De onderzoekers van het programma Meer Met Bodemenergie (MMB) hebben onlangs hun conclusies geformuleerd met betrekking tot temperatuureffecten van het retourwater. Ze stellen dat er geen significant effect van een temperatuurverhoging naar 30° C is op chemische reacties en microbiologie, maar houden toch een slag om de arm. Ze stellen voor om de maximumtemperatuur in de AMvB wel te verhogen maar vervolgens monitoringsvereisten te verbinden aan een vergunning om te volgen of er inderdaad geen effecten zijn.

De VEWIN is erop tegen dat nu al een temperatuurverhoging in de AMvB wordt doorgevoerd. Het onderzoeksinstituut KWR voert in opdracht van de VEWIN momenteel een vierjarig onderzoekstraject uit, waarbij ook effecten van hogere retourtemperaturen worden onderzocht. Vanuit deze achtergrond heeft KWR gereageerd op de conclusies van MMB. In het onderzoek van KWR zijn bij 25° C al effecten op arseen en sulfaat geconstateerd. KWR is bovendien van mening dat de meetpunten van MMB niet voldoende representatief zijn om nu in het algemeen te concluderen dat er geen effecten zullen zijn bij 30° C. Bij een iets hogere temperatuur van 35° C zijn al wel effecten waargenomen. Er is dus meer onderzoek nodig.

Het IPO is op dit moment ook tegen verhoging van de retourtemperatuur, mede gezien het voorstel van de onderzoekers van MMB om monitoringsvereisten te verbinden aan de vergunning. IPO stelt verder dat de ontwerp-AMvB de mogelijkheid biedt door het stellen van maatwerkvoorschriften in individuele gevallen een hogere temperatuur toe te staan. Daarom is de noodzaak om dit nu al generiek te doen niet zo groot. Ook KWR geeft aan dat er in specifieke situaties, bijvoorbeeld in diepe watervoerende pakketten met weinig grondwaterstroming, wellicht mogelijkheden kunnen zijn voor hogere retourtemperaturen. Er lopen hiervoor al enkele pilots.

Ik constateer dat er nu toch kanttekeningen worden geplaatst bij de voorlopige conclusie van MMB dat een verhoging van de retourtemperatuur geen significante effecten heeft op de bodem. Het voorstel van de onderzoekers van MMB komt neer op het generiek voortzetten van de pilots. De voorgestelde monitoringsverplichting zou een lastenverzwaring betekenen voor alle eigenaren van open systemen, terwijl monitoring in deze omvang niet nodig is voor vervolgonderzoek.

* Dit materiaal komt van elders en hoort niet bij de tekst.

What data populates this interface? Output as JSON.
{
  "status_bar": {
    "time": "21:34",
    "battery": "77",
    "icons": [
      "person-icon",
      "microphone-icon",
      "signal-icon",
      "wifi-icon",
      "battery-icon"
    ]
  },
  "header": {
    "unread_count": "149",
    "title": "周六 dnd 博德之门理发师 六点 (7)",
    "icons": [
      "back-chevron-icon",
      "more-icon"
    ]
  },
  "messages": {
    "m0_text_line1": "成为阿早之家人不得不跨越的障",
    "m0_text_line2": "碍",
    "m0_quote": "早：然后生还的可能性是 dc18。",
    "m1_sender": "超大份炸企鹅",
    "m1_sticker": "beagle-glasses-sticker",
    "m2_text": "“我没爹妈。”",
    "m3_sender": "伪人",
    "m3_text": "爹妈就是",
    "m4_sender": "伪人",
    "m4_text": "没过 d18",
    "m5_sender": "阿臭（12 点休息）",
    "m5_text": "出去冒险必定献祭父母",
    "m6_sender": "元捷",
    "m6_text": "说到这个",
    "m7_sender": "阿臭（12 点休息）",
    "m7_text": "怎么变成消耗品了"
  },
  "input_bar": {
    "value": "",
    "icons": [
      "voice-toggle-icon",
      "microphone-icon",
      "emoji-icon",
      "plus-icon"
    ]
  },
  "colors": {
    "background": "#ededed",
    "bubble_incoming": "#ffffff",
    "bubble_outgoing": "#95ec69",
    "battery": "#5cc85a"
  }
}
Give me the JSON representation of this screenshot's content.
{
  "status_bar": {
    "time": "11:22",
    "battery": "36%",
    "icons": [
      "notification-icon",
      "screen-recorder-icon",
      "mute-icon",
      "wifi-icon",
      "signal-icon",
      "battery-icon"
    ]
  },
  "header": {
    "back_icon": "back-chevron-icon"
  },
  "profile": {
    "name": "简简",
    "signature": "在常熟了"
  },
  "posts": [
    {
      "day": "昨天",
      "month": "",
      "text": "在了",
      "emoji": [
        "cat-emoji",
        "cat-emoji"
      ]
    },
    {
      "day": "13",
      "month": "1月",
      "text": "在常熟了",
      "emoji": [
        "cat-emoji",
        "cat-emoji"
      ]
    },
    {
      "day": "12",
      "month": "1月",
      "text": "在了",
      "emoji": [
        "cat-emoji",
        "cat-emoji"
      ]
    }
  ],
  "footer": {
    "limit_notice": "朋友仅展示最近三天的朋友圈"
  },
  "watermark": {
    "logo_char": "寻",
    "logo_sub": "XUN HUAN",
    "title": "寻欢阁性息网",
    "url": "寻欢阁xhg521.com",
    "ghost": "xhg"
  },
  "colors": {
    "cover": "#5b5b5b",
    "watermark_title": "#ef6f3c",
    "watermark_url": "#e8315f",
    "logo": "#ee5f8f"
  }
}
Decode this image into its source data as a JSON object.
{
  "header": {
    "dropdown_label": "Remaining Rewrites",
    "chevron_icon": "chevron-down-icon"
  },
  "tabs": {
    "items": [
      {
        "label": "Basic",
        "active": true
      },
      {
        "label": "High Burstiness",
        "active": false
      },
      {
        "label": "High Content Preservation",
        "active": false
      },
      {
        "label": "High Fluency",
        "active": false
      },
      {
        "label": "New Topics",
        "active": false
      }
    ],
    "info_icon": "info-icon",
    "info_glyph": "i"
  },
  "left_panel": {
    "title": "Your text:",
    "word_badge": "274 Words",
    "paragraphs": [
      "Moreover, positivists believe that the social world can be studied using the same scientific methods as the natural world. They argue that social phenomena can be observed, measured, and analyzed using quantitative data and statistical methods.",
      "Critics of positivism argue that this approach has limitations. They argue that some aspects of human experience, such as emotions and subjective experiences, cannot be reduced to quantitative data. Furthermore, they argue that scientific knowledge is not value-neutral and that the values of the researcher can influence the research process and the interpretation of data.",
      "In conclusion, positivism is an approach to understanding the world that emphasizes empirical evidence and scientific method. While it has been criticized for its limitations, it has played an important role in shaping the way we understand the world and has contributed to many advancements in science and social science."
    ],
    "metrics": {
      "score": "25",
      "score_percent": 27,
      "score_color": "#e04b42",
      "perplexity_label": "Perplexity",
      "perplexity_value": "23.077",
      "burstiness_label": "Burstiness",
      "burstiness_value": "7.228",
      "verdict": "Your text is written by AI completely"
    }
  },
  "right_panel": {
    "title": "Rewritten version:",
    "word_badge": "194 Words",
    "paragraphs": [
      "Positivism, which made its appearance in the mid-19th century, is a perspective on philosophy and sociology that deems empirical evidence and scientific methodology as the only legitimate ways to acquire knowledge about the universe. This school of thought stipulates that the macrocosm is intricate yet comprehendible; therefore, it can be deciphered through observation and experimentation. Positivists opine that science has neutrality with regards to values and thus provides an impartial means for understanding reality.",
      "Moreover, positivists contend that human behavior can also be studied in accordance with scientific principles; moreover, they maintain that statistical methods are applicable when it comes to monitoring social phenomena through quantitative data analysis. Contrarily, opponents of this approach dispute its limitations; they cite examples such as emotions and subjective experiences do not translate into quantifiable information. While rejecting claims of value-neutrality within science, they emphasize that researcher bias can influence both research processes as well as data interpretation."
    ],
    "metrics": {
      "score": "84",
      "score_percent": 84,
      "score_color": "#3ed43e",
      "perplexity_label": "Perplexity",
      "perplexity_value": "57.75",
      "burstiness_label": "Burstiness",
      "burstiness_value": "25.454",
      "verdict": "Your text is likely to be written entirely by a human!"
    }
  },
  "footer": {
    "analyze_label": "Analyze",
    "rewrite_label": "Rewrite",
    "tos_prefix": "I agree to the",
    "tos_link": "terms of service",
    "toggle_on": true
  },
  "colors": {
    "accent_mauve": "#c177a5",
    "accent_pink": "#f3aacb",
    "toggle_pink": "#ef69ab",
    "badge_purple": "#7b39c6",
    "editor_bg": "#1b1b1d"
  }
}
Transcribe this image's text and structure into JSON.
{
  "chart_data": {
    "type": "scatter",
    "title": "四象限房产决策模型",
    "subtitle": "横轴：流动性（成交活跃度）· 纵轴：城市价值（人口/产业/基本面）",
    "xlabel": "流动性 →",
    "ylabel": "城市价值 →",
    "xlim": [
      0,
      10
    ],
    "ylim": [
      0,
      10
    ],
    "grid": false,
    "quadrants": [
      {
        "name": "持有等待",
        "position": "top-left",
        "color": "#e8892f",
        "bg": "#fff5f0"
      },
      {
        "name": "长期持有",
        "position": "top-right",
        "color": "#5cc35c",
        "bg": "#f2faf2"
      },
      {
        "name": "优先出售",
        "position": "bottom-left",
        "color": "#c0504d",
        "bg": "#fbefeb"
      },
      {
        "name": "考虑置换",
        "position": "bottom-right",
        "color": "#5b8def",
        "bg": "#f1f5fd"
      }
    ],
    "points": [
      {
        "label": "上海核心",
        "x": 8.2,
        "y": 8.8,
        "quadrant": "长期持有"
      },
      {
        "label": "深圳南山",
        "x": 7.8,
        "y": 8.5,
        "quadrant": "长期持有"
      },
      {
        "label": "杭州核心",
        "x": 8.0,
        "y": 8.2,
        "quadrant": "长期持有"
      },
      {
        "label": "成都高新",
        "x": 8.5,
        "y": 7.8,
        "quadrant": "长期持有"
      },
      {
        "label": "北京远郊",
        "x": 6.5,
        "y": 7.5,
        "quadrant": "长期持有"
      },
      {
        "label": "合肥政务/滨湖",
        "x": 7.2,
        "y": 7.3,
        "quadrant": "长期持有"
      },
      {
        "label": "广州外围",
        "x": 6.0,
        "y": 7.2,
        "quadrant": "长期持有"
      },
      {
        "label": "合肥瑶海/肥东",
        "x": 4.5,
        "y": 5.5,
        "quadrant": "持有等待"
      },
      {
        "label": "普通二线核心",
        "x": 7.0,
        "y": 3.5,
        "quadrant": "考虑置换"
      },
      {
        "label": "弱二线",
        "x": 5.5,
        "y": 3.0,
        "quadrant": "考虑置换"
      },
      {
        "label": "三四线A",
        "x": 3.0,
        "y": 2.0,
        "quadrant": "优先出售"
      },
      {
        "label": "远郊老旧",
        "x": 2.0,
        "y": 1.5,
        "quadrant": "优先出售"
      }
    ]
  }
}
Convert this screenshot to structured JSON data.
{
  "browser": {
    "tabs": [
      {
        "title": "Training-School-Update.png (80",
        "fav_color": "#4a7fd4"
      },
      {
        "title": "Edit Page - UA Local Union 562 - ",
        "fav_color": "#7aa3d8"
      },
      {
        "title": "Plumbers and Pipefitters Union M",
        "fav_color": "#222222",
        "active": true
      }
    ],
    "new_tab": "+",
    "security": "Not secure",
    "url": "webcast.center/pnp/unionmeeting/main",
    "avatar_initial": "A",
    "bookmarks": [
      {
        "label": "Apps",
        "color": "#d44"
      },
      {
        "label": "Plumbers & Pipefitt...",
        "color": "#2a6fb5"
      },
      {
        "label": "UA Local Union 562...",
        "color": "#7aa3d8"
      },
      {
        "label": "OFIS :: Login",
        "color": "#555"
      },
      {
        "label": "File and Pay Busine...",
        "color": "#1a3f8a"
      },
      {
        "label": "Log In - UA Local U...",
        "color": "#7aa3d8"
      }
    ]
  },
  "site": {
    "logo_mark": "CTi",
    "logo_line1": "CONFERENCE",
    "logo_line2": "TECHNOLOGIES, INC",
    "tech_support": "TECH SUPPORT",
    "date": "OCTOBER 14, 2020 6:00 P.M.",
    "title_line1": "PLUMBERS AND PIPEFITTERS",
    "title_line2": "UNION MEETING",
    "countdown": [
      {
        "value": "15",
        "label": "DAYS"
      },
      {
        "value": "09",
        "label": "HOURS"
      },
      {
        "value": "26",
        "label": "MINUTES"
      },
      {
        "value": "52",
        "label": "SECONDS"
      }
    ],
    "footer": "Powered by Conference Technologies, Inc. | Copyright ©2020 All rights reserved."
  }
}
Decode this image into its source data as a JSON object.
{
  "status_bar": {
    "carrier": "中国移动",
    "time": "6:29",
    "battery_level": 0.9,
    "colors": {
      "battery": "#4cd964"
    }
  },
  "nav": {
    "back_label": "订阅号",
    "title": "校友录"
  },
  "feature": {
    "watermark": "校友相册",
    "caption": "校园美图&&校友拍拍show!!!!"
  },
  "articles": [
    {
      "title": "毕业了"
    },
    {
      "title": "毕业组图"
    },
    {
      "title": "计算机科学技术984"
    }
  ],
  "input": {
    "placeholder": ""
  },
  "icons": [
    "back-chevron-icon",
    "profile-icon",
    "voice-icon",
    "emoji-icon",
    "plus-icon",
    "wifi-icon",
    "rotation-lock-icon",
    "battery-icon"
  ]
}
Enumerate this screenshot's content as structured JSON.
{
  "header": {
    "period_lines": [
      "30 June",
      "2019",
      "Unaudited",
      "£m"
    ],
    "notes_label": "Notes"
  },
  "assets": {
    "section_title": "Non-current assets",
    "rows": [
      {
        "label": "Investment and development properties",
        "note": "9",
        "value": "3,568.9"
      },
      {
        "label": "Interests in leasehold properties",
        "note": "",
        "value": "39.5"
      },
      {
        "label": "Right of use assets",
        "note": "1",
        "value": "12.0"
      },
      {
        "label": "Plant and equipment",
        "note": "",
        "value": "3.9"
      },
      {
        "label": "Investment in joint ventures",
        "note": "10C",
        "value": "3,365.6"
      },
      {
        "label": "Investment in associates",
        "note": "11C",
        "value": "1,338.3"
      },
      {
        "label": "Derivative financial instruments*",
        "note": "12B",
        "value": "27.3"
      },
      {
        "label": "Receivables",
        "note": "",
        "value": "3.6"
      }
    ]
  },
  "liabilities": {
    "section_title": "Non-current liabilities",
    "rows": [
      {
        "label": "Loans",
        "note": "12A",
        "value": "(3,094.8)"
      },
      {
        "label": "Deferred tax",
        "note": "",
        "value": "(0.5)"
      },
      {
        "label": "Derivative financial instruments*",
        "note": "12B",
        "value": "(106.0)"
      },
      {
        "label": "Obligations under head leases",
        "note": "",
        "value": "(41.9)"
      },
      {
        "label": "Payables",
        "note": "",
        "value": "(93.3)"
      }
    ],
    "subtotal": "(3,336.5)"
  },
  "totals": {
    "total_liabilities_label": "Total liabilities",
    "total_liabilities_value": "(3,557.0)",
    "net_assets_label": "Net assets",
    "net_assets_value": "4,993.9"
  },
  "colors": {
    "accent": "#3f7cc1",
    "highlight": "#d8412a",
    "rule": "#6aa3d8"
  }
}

Daarvoor volstaat een beperkt aantal pilots.

Voor een verhoging van de retourtemperatuur bestaat momenteel nog geen draagvlak bij IPO en VEWIN. Om deze redenen wil ik de toegestane maximumtemperatuur nu nog niet verhogen. Wel wil ik in de ontwerp-AMvB een bepaling opnemen die het mogelijk maakt vooruitlopend op een wijziging op AMvB-niveau, al bij ministeriële regeling een hogere retourtemperatuur toe te staan, indien uit het lopende onderzoek mocht blijken dat hiertegen geen overwegende bezwaren meer bestaan.